MADU PILIHAN ISTRIKU (RUBBY)
Mertua yang anggun namun kejam


__ADS_3

Pov Rubby.


Aku, adalah orang yang sering mengalami masalah tidur, terutama saat aku belum beradaptasi dengan tempat baru. Contohnya disini, dirumah Tuan Edra. Aku begitu sulit memejam kan mataku, dan nyaris tak tidur semalaman,hingga membuat mata ku bengkak. 


Hingga adzan subuh berkumandang, aku langsung bangun dari tempat tidur dan mengambil air wudhu untuk menunai kan shalat subuh ku. Setiap lantunan do'a ku panjatkan untuk orang-orang terkasihku, terutama Almarhum Bang Bagas.

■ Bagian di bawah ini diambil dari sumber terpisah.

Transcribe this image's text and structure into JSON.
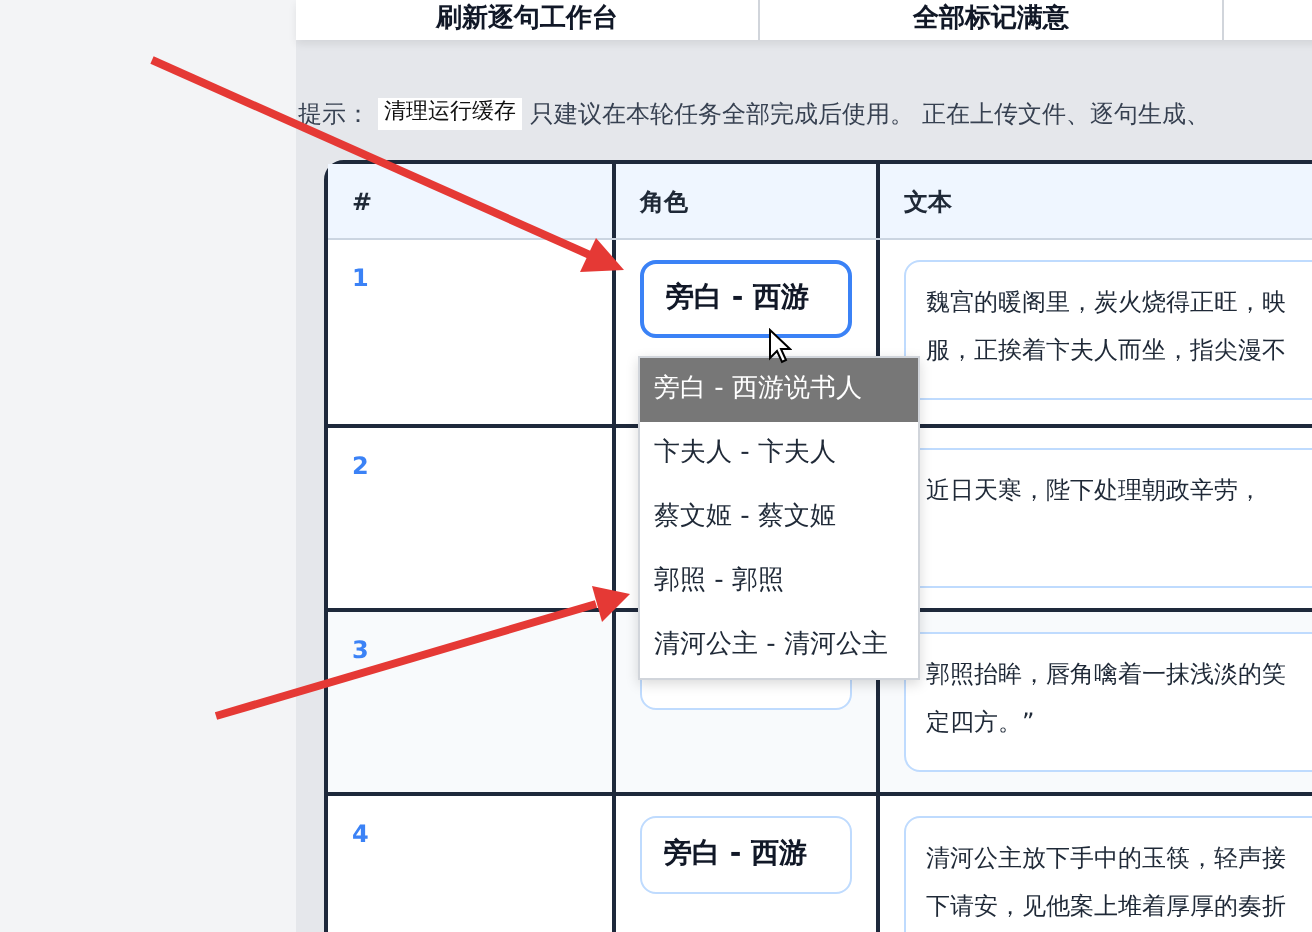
{
  "toolbar": {
    "buttons": [
      "刷新逐句工作台",
      "全部标记满意"
    ]
  },
  "hint": {
    "label": "提示：",
    "code": "清理运行缓存",
    "text": "只建议在本轮任务全部完成后使用。 正在上传文件、逐句生成、"
  },
  "table": {
    "columns": [
      "#",
      "角色",
      "文本"
    ],
    "rows": [
      {
        "index": "1",
        "role": "旁白 - 西游",
        "focused": true,
        "lines": [
          "魏宫的暖阁里，炭火烧得正旺，映",
          "服，正挨着卞夫人而坐，指尖漫不"
        ]
      },
      {
        "index": "2",
        "lines": [
          "近日天寒，陛下处理朝政辛劳，"
        ]
      },
      {
        "index": "3",
        "lines": [
          "郭照抬眸，唇角噙着一抹浅淡的笑",
          "定四方。”"
        ]
      },
      {
        "index": "4",
        "role": "旁白 - 西游",
        "focused": false,
        "lines": [
          "清河公主放下手中的玉筷，轻声接",
          "下请安，见他案上堆着厚厚的奏折"
        ]
      }
    ]
  },
  "dropdown": {
    "options": [
      {
        "label": "旁白 - 西游说书人",
        "selected": true
      },
      {
        "label": "卞夫人 - 卞夫人",
        "selected": false
      },
      {
        "label": "蔡文姬 - 蔡文姬",
        "selected": false
      },
      {
        "label": "郭照 - 郭照",
        "selected": false
      },
      {
        "label": "清河公主 - 清河公主",
        "selected": false
      }
    ]
  }
}
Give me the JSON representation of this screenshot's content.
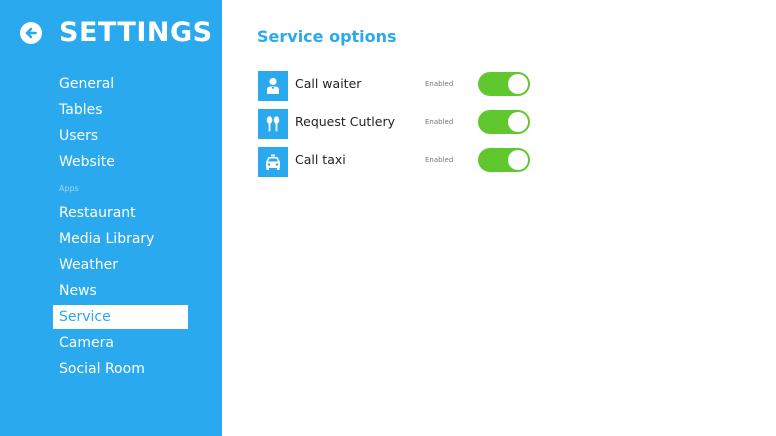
{
  "sidebar": {
    "title": "SETTINGS",
    "back_icon": "arrow-left-icon",
    "items_top": [
      {
        "label": "General"
      },
      {
        "label": "Tables"
      },
      {
        "label": "Users"
      },
      {
        "label": "Website"
      }
    ],
    "section_label": "Apps",
    "items_apps": [
      {
        "label": "Restaurant"
      },
      {
        "label": "Media Library"
      },
      {
        "label": "Weather"
      },
      {
        "label": "News"
      },
      {
        "label": "Service",
        "active": true
      },
      {
        "label": "Camera"
      },
      {
        "label": "Social Room"
      }
    ]
  },
  "main": {
    "title": "Service options",
    "options": [
      {
        "label": "Call waiter",
        "icon": "waiter-icon",
        "status": "Enabled",
        "enabled": true
      },
      {
        "label": "Request Cutlery",
        "icon": "cutlery-icon",
        "status": "Enabled",
        "enabled": true
      },
      {
        "label": "Call taxi",
        "icon": "taxi-icon",
        "status": "Enabled",
        "enabled": true
      }
    ]
  },
  "colors": {
    "accent": "#2aa9ee",
    "toggle_on": "#61c72f",
    "background": "#ffffff"
  }
}
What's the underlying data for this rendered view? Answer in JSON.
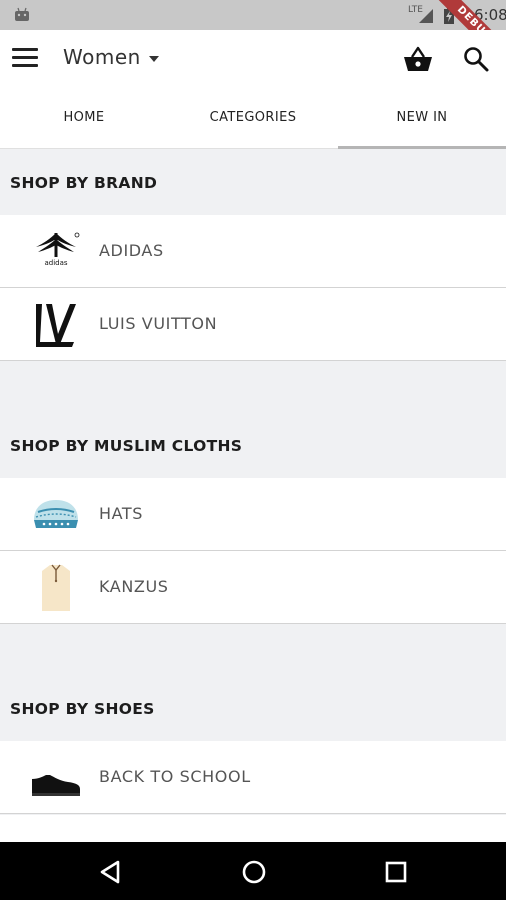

Setelah itu, aku bergegas menghampiri Bu Diana untuk mengecek kondisi tanda-tanda vital tubuhnya.


Segera kulangkahkan kaki keluar kamar,untuk menuju ruang pemeriksaan. Dan ternyata, Bu Diana sudah menunggu ku disana.


" Eh, Ibu sudah disini... Maaf saya telat." Ucapku.


 "Ngga papa, saya yang kecepetan. Tadi mampir kekamar kamu, tapi kamu lagi shalat. Rajin ya ternyata."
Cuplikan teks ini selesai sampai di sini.